Lipton Allan, Harvey Harold, Witters Lois, Kerr Samuel, Legore Kathryn, Campbell Cynthia
Department of Medicine, Division of Hematology/Oncology, The Milton S. Hershey Medical Center, Hershey, Pennsylvania 17033-0850, USA.
Oncology (Williston Park). 2004 Dec;18(14 Suppl 14):43-5.

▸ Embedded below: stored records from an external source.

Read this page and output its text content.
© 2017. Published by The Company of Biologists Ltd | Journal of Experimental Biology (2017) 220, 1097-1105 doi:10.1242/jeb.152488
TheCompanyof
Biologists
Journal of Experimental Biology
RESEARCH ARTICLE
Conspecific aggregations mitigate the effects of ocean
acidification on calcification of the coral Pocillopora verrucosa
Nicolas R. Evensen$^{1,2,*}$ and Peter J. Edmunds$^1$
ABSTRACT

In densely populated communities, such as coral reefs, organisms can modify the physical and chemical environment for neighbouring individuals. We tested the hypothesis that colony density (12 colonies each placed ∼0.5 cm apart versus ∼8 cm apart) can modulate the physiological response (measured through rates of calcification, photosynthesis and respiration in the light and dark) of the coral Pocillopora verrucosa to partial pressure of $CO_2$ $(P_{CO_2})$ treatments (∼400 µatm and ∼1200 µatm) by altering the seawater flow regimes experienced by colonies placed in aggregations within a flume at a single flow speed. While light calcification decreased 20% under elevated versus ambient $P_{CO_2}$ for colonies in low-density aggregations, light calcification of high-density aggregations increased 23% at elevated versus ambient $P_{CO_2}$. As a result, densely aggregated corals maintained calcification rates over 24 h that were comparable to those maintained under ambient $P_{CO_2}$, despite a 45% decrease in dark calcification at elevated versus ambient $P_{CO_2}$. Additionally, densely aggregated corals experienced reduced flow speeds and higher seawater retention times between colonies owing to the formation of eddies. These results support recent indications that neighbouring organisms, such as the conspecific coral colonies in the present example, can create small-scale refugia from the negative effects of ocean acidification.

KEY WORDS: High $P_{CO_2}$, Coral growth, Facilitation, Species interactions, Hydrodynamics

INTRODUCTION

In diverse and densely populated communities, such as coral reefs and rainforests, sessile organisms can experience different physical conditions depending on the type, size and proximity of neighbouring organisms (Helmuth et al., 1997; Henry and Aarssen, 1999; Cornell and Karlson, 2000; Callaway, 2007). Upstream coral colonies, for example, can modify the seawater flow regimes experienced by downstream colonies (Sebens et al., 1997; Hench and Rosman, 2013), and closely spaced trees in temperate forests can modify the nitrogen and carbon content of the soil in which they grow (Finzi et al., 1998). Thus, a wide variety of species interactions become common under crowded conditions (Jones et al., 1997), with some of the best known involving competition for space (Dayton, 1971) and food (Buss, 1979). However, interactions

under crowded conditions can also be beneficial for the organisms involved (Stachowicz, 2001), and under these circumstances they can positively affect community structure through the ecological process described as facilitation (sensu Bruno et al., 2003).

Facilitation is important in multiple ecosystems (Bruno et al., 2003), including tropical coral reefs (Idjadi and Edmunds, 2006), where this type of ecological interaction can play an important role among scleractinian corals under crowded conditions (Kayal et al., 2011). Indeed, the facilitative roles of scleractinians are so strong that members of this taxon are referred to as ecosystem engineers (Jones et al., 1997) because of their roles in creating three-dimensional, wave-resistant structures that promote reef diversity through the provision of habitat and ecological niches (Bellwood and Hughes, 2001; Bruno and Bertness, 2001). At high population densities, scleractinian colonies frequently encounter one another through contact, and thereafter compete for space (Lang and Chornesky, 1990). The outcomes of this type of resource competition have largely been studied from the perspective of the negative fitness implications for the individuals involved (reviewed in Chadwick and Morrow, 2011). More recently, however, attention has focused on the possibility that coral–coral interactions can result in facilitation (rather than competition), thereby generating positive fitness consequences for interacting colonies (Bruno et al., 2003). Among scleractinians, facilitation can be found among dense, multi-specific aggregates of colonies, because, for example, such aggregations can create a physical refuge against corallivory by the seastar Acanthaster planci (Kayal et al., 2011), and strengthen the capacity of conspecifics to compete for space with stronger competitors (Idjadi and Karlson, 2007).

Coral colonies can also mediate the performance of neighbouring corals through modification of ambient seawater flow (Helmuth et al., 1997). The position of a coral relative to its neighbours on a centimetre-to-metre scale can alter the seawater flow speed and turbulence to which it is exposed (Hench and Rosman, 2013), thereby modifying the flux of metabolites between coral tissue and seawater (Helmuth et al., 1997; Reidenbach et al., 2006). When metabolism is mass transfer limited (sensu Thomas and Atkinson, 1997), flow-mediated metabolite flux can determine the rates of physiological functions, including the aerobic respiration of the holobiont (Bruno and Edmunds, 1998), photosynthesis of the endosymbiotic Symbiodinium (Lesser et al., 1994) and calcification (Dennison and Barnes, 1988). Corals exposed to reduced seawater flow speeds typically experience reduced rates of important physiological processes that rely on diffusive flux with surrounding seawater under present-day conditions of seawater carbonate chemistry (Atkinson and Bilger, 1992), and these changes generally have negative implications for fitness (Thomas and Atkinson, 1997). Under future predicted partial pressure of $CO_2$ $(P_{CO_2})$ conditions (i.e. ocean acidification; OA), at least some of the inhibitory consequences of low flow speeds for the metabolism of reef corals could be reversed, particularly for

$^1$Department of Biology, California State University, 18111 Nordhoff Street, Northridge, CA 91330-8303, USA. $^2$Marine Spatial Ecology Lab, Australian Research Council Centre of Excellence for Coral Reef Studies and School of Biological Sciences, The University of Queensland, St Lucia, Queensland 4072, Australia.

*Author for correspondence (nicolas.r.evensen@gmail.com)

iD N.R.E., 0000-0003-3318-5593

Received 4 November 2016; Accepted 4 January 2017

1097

Unresectable pancreatic cancer has few therapeutic options and a dismal prognosis. Cyclooxygenase-2 (COX-2) expression is increased at the RNA and protein levels in most human pancreatic cancers. The purpose of this trial was to determine whether the addition of a COX-2 inhibitor to chemotherapy was beneficial. To date, 11 patients with inoperable pancreatic cancer have been treated with the combination of gemcitabine (Gemzar), irinotecan (Camptosar), and celecoxib (Celebrex) at 400 mg orally twice daily. Encouraging pain relief, improvement in performance status, and decreases in CA 19-9 and carcinoembryonic antigen levels have been observed.
无法切除的胰腺癌治疗选择有限,预后很差。在大多数人类胰腺癌中,环氧合酶-2(COX-2)在RNA和蛋白质水平上的表达都会增加。本试验的目的是确定在化疗中添加COX-2抑制剂是否有益。迄今为止,11例无法手术的胰腺癌患者接受了吉西他滨(健择)、伊立替康(开普拓)和塞来昔布(西乐葆)联合治疗,塞来昔布口服剂量为每日两次,每次400mg。已观察到疼痛缓解、身体状况改善以及CA 19-9和癌胚抗原水平降低,令人鼓舞。